I tried it. It's kind of scary, but fairly simple. The important thing is that You need to install code on the server (e.g. the deb package). The code command available after connecting to a machine doesn't work at all. The code server installed by remote connection plugin works, but it doesn't print any URIs to connect to.

After you run code tunnel it will ask you to authenticate with your GitHub. This is scary, because you give your server access to your GitHub. Normally, you give it access anyway so I guess there is nothing to worry about (above what you should normally worry about :P). Let's assume your server is secure.

Then you can click the link to open VSCode in browser and again authenticate to gain access to the machine. I did it, and the machine also showed up in my remote explorer on the locally installed VSCode. When I closed the browser I could still use my remote connection from my PC. I guess you could try to skip this step and manually add this remote server to your local VSCode by URI, without opening the browser.

The browser version works nicely, because it preserves all windows and terminal sessions. Unfortunately, desktop VSCode treat this connection slightly differently, because it ties all editor and terminal windows to specific desktop instance. Once you close the VSCode window all progress is gone.

abdelDarwish510 commented 3 months ago

Any updates on official support for this feature?

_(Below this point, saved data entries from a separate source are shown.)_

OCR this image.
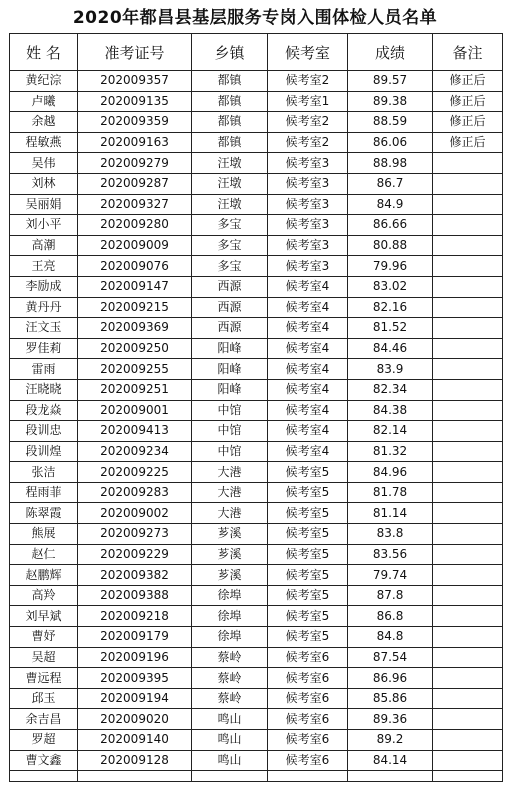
2020年都昌县基层服务专岗入围体检人员名单
姓 名	准考证号	乡镇	候考室	成绩	备注
黄纪淙	202009357	都镇	候考室2	89.57	修正后
卢曦	202009135	都镇	候考室1	89.38	修正后
余越	202009359	都镇	候考室2	88.59	修正后
程敏燕	202009163	都镇	候考室2	86.06	修正后
吴伟	202009279	汪墩	候考室3	88.98	
刘林	202009287	汪墩	候考室3	86.7	
吴丽娟	202009327	汪墩	候考室3	84.9	
刘小平	202009280	多宝	候考室3	86.66	
高潮	202009009	多宝	候考室3	80.88	
王亮	202009076	多宝	候考室3	79.96	
李励成	202009147	西源	候考室4	83.02	
黄丹丹	202009215	西源	候考室4	82.16	
汪文玉	202009369	西源	候考室4	81.52	
罗佳莉	202009250	阳峰	候考室4	84.46	
雷雨	202009255	阳峰	候考室4	83.9	
汪晓晓	202009251	阳峰	候考室4	82.34	
段龙焱	202009001	中馆	候考室4	84.38	
段训忠	202009413	中馆	候考室4	82.14	
段训煌	202009234	中馆	候考室4	81.32	
张洁	202009225	大港	候考室5	84.96	
程雨菲	202009283	大港	候考室5	81.78	
陈翠霞	202009002	大港	候考室5	81.14	
熊展	202009273	芗溪	候考室5	83.8	
赵仁	202009229	芗溪	候考室5	83.56	
赵鹏辉	202009382	芗溪	候考室5	79.74	
高羚	202009388	徐埠	候考室5	87.8	
刘早斌	202009218	徐埠	候考室5	86.8	
曹妤	202009179	徐埠	候考室5	84.8	
吴超	202009196	蔡岭	候考室6	87.54	
曹远程	202009395	蔡岭	候考室6	86.96	
邱玉	202009194	蔡岭	候考室6	85.86	
余吉昌	202009020	鸣山	候考室6	89.36	
罗超	202009140	鸣山	候考室6	89.2	
曹文鑫	202009128	鸣山	候考室6	84.14	
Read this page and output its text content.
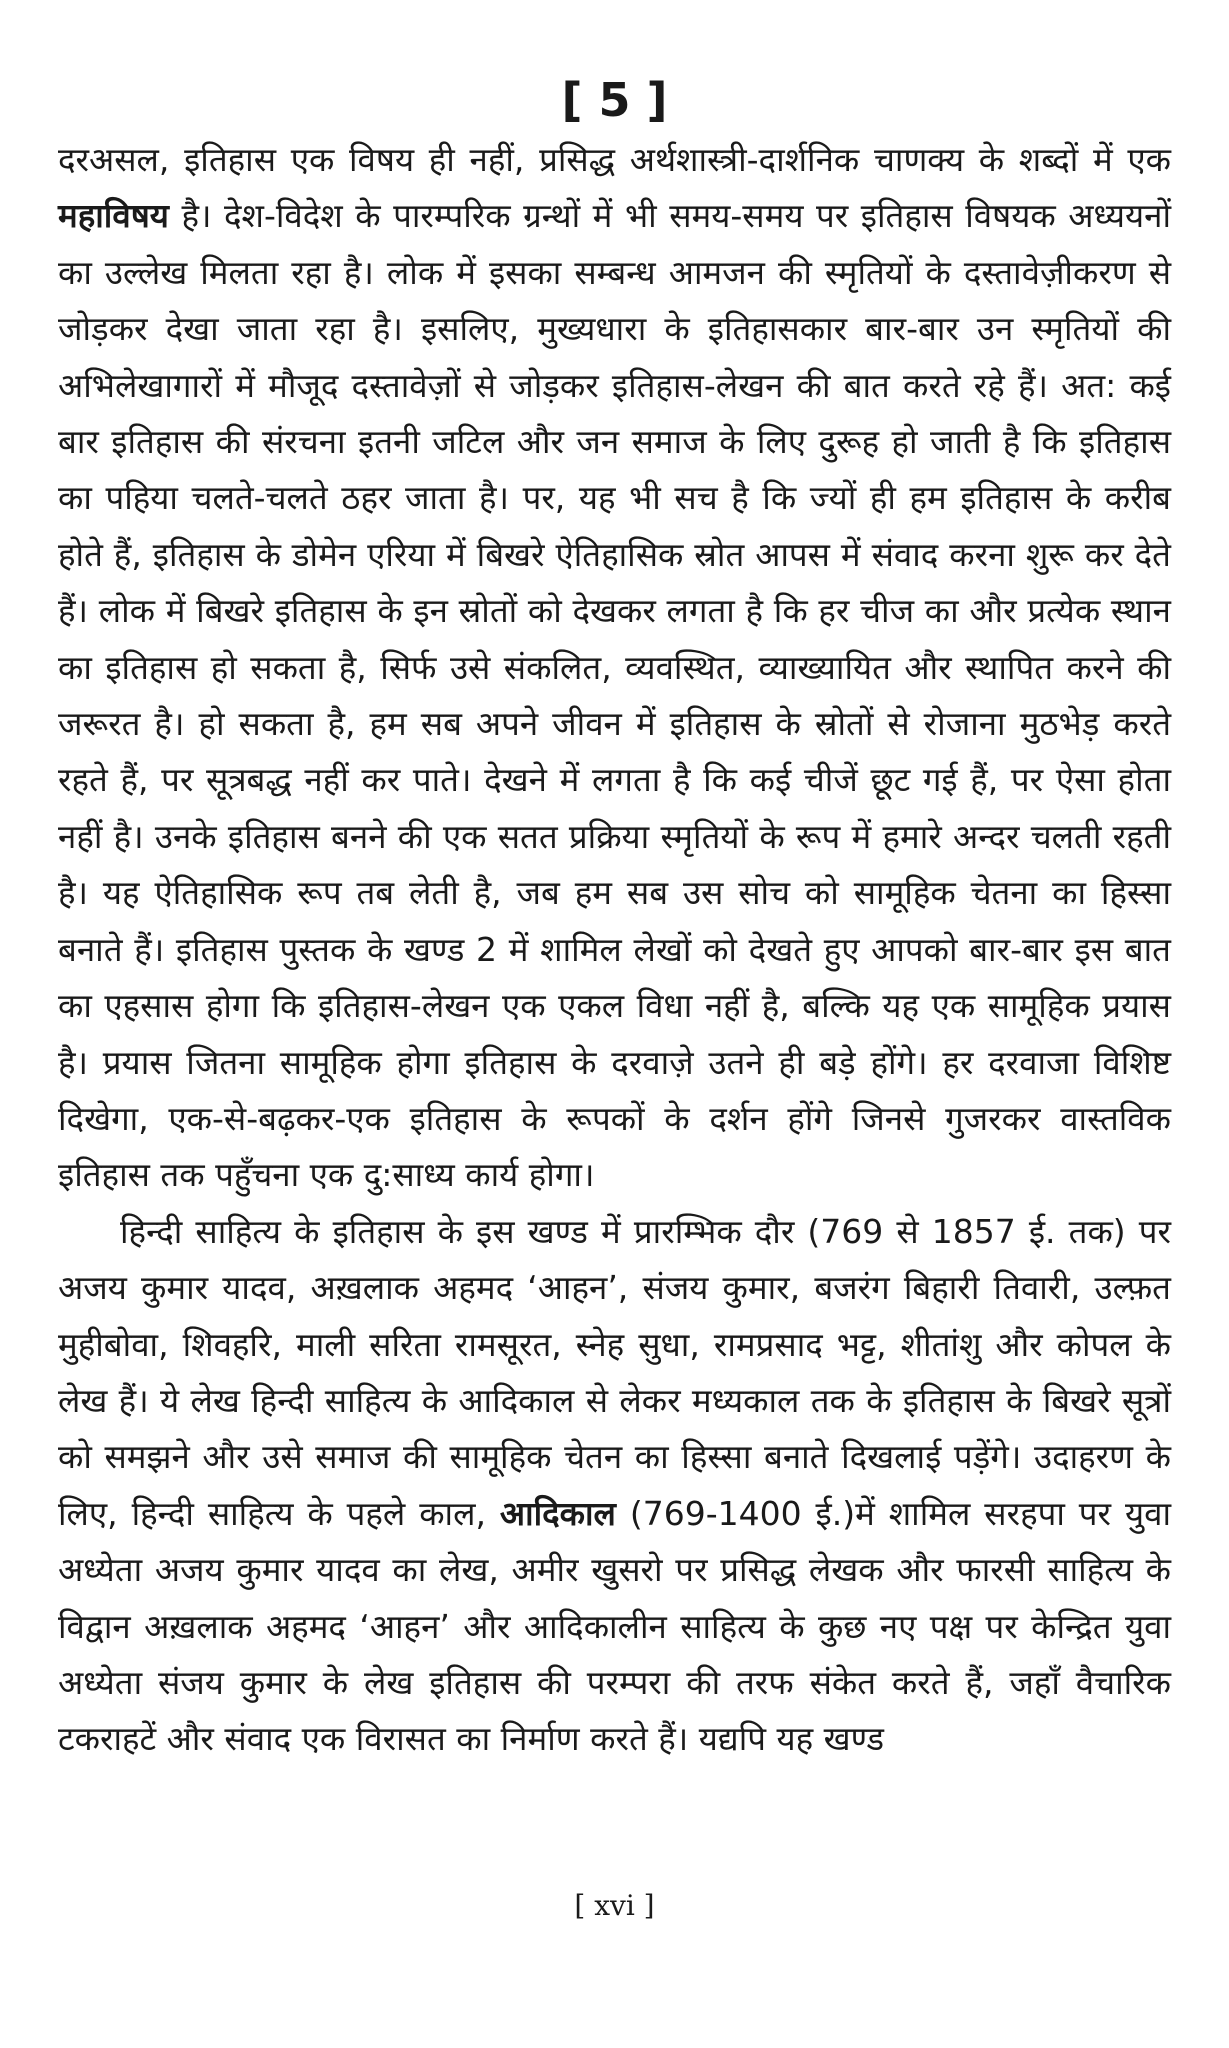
[ 5 ]

दरअसल, इतिहास एक विषय ही नहीं, प्रसिद्ध अर्थशास्त्री-दार्शनिक चाणक्य के शब्दों में एक महाविषय है। देश-विदेश के पारम्परिक ग्रन्थों में भी समय-समय पर इतिहास विषयक अध्ययनों का उल्लेख मिलता रहा है। लोक में इसका सम्बन्ध आमजन की स्मृतियों के दस्तावेज़ीकरण से जोड़कर देखा जाता रहा है। इसलिए, मुख्यधारा के इतिहासकार बार-बार उन स्मृतियों की अभिलेखागारों में मौजूद दस्तावेज़ों से जोड़कर इतिहास-लेखन की बात करते रहे हैं। अत: कई बार इतिहास की संरचना इतनी जटिल और जन समाज के लिए दुरूह हो जाती है कि इतिहास का पहिया चलते-चलते ठहर जाता है। पर, यह भी सच है कि ज्यों ही हम इतिहास के करीब होते हैं, इतिहास के डोमेन एरिया में बिखरे ऐतिहासिक स्रोत आपस में संवाद करना शुरू कर देते हैं। लोक में बिखरे इतिहास के इन स्रोतों को देखकर लगता है कि हर चीज का और प्रत्येक स्थान का इतिहास हो सकता है, सिर्फ उसे संकलित, व्यवस्थित, व्याख्यायित और स्थापित करने की जरूरत है। हो सकता है, हम सब अपने जीवन में इतिहास के स्रोतों से रोजाना मुठभेड़ करते रहते हैं, पर सूत्रबद्ध नहीं कर पाते। देखने में लगता है कि कई चीजें छूट गई हैं, पर ऐसा होता नहीं है। उनके इतिहास बनने की एक सतत प्रक्रिया स्मृतियों के रूप में हमारे अन्दर चलती रहती है। यह ऐतिहासिक रूप तब लेती है, जब हम सब उस सोच को सामूहिक चेतना का हिस्सा बनाते हैं। इतिहास पुस्तक के खण्ड 2 में शामिल लेखों को देखते हुए आपको बार-बार इस बात का एहसास होगा कि इतिहास-लेखन एक एकल विधा नहीं है, बल्कि यह एक सामूहिक प्रयास है। प्रयास जितना सामूहिक होगा इतिहास के दरवाज़े उतने ही बड़े होंगे। हर दरवाजा विशिष्ट दिखेगा, एक-से-बढ़कर-एक इतिहास के रूपकों के दर्शन होंगे जिनसे गुजरकर वास्तविक इतिहास तक पहुँचना एक दु:साध्य कार्य होगा।

हिन्दी साहित्य के इतिहास के इस खण्ड में प्रारम्भिक दौर (769 से 1857 ई. तक) पर अजय कुमार यादव, अख़लाक अहमद ‘आहन’, संजय कुमार, बजरंग बिहारी तिवारी, उल्फ़त मुहीबोवा, शिवहरि, माली सरिता रामसूरत, स्नेह सुधा, रामप्रसाद भट्ट, शीतांशु और कोपल के लेख हैं। ये लेख हिन्दी साहित्य के आदिकाल से लेकर मध्यकाल तक के इतिहास के बिखरे सूत्रों को समझने और उसे समाज की सामूहिक चेतन का हिस्सा बनाते दिखलाई पड़ेंगे। उदाहरण के लिए, हिन्दी साहित्य के पहले काल, आदिकाल (769-1400 ई.)में शामिल सरहपा पर युवा अध्येता अजय कुमार यादव का लेख, अमीर खुसरो पर प्रसिद्ध लेखक और फारसी साहित्य के विद्वान अख़लाक अहमद ‘आहन’ और आदिकालीन साहित्य के कुछ नए पक्ष पर केन्द्रित युवा अध्येता संजय कुमार के लेख इतिहास की परम्परा की तरफ संकेत करते हैं, जहाँ वैचारिक टकराहटें और संवाद एक विरासत का निर्माण करते हैं। यद्यपि यह खण्ड

[ xvi ]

vrtem commented 3 months ago

hey, any updates here?

dcnatsos commented 3 months ago

Yeap, we need this feature!! And there must also be support for Jupyter Notebooks

eliezedeck commented 2 months ago

AWS Cloud9 already has this persistent feature for years and years now. Gitpod also provides this via their own extension, however, it's tied to Gitpod servers (arguably cheaper than Azure Dev Box) and you need to configure timeouts to be higher than default (depending on your usecase). So, the possibility is there, it's just not getting enough attention. I wonder why this stays stall for a long time, and yet it's got lots of demands.

mmphego commented 2 months ago

4 years later, and this issue still open.

albertopasqualetto commented 1 month ago

I think (but I still have not tested) that here is the problem

eliezedeck commented 1 month ago

I think (but I still have not tested) that here is the problem

Interesting finding. So you're saying that you've tested it and it became persistent afterwards?

marios1861 commented 1 month ago

Any updates on this? For remote AI training on GPU machines this is going to be such a huge quality of life improvement.

youngdjn commented 1 month ago

Another vote for this!

wayhoww commented 1 month ago

For those who consider persistent ssh session as a critically important feature, you can also try JetBrains Fleet. By utilizing its collaboration feature(which is similar to vscode-tunnel), it keeps terminals and debugging sessions after client being closed. Though it's not open source, and it does not even support plugins.